Thank You so much for writing this. This comment on monogamy is the best one I've heard yet. I recently lost 3 friends all of whom I'd known for over 10 years all behind a man's self-esteem and it's ties to his sexuality. I'm still in great pain because of it.

The temporary fix of an orgasm, and boost of self-esteem caused 2 of the 3 to ignore the facts of bonds, safety, respect or friendship. When people don't care, harm is caused. I don't care if people don't want monogamy. If they don't, then that's fine, just don't make promises of fidelity to another.

Score: 2
LyndaW Married Blunt and Married23 years
Posted January 23, 2009

Woo Hoo! Awesome! And written by a man, mind bender!

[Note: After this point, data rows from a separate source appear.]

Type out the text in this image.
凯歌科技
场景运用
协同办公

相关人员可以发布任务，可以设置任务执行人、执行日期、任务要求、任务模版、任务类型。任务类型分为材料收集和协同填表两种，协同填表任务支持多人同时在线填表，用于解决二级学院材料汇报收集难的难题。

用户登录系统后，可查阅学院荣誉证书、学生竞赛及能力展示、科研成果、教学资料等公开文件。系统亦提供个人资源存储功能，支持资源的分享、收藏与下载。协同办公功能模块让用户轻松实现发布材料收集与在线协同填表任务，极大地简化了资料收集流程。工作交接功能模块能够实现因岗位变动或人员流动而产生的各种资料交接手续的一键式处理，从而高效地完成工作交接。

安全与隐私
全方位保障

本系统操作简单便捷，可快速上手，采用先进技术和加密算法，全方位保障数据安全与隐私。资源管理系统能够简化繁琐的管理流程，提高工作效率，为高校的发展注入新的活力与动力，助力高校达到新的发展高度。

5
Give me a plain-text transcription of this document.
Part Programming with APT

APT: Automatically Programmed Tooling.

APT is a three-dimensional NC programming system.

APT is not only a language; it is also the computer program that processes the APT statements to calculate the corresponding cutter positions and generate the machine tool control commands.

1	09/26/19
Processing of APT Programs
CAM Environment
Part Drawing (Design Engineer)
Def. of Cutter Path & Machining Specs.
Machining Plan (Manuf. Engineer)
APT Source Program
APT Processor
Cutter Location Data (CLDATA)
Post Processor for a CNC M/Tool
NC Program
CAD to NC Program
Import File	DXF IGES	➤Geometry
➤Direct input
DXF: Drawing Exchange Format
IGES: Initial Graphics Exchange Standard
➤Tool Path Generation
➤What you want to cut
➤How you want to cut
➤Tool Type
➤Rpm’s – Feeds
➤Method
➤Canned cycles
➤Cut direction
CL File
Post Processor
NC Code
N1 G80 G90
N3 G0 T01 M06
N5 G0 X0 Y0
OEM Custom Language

As far as relationships becoming mundane. I am a firm believer in sitting down and communicating expectations, obligations, desires and fantasies. Make it a point for each of you, every so often, writing down a list of fantasies and dreams then exchange the list. Never laugh at the others wishes, or make them mundane or stupid. Use your imagination on how you can make it the most pleasurable experience for both of you. You might be surprised at your partners desires and how fun and exciting it can be. There is just too many possibilities of enjoyable sex to become mundane, not to say it doesn't happen, relate, communicate, don't wait for them to make the move or initiate. Don't assume....ever!

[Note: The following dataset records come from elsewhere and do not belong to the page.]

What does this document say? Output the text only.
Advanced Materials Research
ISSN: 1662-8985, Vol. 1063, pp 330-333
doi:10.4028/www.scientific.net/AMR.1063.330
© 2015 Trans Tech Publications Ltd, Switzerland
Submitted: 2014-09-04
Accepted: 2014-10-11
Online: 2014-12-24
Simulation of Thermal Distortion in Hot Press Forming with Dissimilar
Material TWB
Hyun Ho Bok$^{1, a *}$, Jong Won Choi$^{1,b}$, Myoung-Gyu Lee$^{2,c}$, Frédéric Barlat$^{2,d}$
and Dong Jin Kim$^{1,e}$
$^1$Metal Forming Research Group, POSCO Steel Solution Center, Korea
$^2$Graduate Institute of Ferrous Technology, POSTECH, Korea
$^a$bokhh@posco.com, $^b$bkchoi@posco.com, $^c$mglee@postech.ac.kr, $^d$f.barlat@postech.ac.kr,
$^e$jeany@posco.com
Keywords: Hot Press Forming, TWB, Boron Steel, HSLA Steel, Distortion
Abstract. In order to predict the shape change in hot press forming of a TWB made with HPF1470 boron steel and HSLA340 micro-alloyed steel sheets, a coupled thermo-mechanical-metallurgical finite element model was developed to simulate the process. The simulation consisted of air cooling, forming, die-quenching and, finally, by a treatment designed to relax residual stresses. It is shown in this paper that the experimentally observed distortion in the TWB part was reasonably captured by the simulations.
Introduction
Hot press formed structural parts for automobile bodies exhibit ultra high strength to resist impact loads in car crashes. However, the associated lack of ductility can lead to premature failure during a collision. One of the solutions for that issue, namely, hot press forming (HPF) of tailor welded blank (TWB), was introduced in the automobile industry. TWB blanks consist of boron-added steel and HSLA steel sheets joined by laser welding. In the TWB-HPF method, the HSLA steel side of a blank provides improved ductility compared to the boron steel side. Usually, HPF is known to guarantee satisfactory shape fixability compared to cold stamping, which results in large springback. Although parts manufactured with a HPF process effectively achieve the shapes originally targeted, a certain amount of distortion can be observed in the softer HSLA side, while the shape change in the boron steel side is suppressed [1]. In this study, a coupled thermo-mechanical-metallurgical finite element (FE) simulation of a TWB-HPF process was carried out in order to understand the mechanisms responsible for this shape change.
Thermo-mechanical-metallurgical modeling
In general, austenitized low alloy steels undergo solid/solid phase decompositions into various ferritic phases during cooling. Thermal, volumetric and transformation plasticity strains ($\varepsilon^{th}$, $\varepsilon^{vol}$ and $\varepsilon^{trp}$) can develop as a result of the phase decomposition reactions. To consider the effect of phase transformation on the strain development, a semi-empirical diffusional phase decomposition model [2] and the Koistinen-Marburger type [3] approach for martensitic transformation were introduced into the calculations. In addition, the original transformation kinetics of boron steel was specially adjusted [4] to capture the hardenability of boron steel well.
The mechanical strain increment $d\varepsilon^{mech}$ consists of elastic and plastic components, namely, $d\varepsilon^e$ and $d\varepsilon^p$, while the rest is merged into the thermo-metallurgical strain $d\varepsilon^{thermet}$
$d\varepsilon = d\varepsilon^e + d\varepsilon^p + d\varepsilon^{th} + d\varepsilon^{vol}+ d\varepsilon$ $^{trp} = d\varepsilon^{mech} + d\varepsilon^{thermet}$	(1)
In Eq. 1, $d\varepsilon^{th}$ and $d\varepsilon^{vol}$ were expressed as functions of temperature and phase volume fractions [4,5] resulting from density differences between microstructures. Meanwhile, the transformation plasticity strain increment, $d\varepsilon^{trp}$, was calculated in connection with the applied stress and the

Relationships are not about you or them, but about 2 people the us, the we. If you don't have a minimum of 30 sexual positions in your common sex life, including mind blowing explosive sex without intercourse, then you need to add, explore, gain knowledge. If your mate is saying no more than yes then you are not doing something right. You can't go else where unless, as a couple, you are happy, fulfilled, complete. So again, monogamy is possible, with communication, exploration, education, and pleasure (not just sex) that's the key!

Just My 2cnts
Lynda W

Score: 1
Posted February 18, 2009

Lynda....Will you marry me?

Score: 0
Mango Married
Posted January 23, 2009

This is a co-dependent manifesto. If he thinks that you can find your true self through another person, he has another thing coming. You should never look for completion in another person. That is an unfair burden to your partner, it is co-dependent and doesn't account for the fact that we all fail, we all screw up. If you are looking for someone to complete you then you are never going to allow them to have down time and less than perfect moments.

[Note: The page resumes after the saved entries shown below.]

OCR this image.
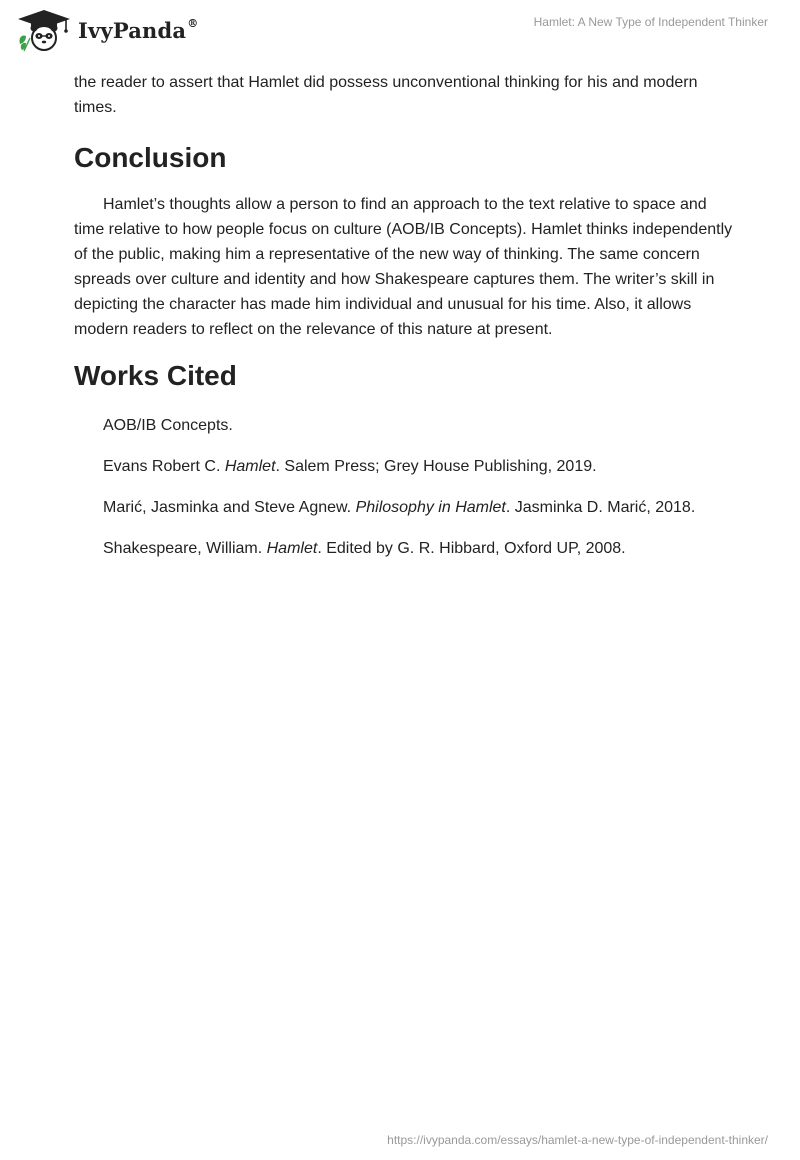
IvyPanda®	Hamlet: A New Type of Independent Thinker

the reader to assert that Hamlet did possess unconventional thinking for his and modern times.

Conclusion

Hamlet’s thoughts allow a person to find an approach to the text relative to space and time relative to how people focus on culture (AOB/IB Concepts). Hamlet thinks independently of the public, making him a representative of the new way of thinking. The same concern spreads over culture and identity and how Shakespeare captures them. The writer’s skill in depicting the character has made him individual and unusual for his time. Also, it allows modern readers to reflect on the relevance of this nature at present.

Works Cited

AOB/IB Concepts.

Evans Robert C. Hamlet. Salem Press; Grey House Publishing, 2019.

Marić, Jasminka and Steve Agnew. Philosophy in Hamlet. Jasminka D. Marić, 2018.

Shakespeare, William. Hamlet. Edited by G. R. Hibbard, Oxford UP, 2008.

https://ivypanda.com/essays/hamlet-a-new-type-of-independent-thinker/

We choose monogamy because of trust. Because trust is the number one most important thing in our relationship, because I could not do this day in and day out, be the mother of his children and his wife and work, if I didn't know I could trust him completely with the most intimate part of me.

Score: 1
Posted February 18, 2009

i have to disagree mango, i think what the writer is pointing to is the self reflection of the bigger picture that relationships bring out of the individual...it points to being human and having normal attractions to other people, but making sense of the urge, controlling the urge, and remembering why you took the commitment in the first place...its that huge sacrifice that your partner may never know about that is root of the trust your talking about...no one is perfect, and we are all always learning and coming accross obstacles. we become better when our life partner is the motivating factor to choices bigger than ourselves.. we trust that our partners can overcome these obstacles on their own, or that they will have the gull to say something before acting. no offense, but often its the people who have a rigid 'all or nothing' blind faith relationship that they wake up 10 years later and wow, "i can't believe you've been having an affair"...no one is 'complete' when they marry at 20...30....or even 40...In every relationship we find a part of ourselves, so to think we are pre-programmed robots 'ready' or 'not' is absurd..unless your perfect:D

Score: 0
Posted February 18, 2009

He's cheating on you.

Score: 0
Lyz Married Community Manager
Posted January 23, 2009

I don't think people who are for open relationships are for cheating.